The AKP has above all failed to win over roughly 10 million Turkish Alevis, members of a heterodox Shia sect that has long been persecuted by the country's Sunni majority.
"Window-dressing," says Izzettin Dogan, head of one of the country's most powerful Alevi groups, referring to AKP's decision to field a well-known Alevi writer among its candidates on Sunday. "No self-respecting Alevi would vote for this party."
Ultimately, though, a potentially more dangerous issue facing Turkey's new government looks to be the Kurdish issue. An ongoing campaign by Kurdish rebels has bolstered nationalists of the National Action Party - expected to win about 14 per cent of the vote - and deepened Turkish mistrust of the West.
Support for the US, in particular, is at an all-time low amid rumours in the Turkish press that Washington is supplying the Kurdish rebels with weapons.

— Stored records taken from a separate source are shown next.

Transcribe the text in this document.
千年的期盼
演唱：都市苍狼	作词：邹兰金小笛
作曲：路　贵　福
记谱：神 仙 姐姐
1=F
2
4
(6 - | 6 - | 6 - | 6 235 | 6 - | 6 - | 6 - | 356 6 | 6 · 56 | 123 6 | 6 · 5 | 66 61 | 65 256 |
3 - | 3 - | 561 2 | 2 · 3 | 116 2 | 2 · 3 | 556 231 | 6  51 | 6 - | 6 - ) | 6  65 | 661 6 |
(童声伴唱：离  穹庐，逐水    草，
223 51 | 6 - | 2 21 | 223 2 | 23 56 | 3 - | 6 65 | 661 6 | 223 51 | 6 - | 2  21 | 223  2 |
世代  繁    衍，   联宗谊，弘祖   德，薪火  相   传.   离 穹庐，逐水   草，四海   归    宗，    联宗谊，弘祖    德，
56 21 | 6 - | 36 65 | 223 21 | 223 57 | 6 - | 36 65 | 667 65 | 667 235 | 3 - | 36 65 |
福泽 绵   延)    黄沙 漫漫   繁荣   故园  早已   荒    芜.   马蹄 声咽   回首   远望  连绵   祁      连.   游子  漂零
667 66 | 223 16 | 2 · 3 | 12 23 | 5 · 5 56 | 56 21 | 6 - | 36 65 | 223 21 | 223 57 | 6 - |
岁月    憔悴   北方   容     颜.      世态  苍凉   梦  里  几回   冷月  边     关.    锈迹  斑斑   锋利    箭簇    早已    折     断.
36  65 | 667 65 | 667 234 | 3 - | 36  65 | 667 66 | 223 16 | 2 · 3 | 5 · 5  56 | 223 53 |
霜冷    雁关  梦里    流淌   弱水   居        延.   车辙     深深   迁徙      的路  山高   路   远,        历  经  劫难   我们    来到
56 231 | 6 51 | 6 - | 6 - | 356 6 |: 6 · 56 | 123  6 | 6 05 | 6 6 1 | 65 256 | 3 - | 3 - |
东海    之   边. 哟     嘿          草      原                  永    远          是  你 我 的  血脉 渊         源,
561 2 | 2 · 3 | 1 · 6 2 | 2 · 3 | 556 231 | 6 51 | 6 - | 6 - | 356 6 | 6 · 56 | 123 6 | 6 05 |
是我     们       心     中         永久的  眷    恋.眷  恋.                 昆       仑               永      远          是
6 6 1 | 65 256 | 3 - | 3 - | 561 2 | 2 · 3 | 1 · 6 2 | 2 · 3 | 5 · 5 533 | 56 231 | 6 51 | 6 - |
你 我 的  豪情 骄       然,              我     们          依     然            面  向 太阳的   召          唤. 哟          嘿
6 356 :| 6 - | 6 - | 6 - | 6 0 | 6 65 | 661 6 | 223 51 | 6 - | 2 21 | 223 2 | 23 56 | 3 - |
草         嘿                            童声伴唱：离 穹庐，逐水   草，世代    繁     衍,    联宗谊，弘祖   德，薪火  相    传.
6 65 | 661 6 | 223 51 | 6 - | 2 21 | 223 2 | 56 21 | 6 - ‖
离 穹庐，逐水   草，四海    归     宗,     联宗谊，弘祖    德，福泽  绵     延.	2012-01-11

Editors of daily Cumhuriyet - flagship of the secularists - appear in no doubt where the greatest danger lies.
They played a major role stoking up secularist fears in the run-up to May's presidential election. Its front page now sports a big black advert calling on readers to "bury the separatists in the polling boxes". It's an oblique reference to AKP's failure to give in to calls for army operations against Kurdish rebel camps in northern Iraq.
The tactic dismays Mr Insel. The secularists know they cannot win, he says, so they "reinforce fear, of Kurds, the West, traitors, Islamic law, the military".
Campaign manager for a prominent dissident intellectual standing as an independent candidate to protest at the increasingly authoritarian tone of Turkish politics, he thinks it is time Turkish voters learned to trust themselves.
"We're campaigning to liberate people from fear," he says.
In a country where educated people quite seriously tell you that foreign investors are buying up land so as to make away with it, that looks to be a tough job.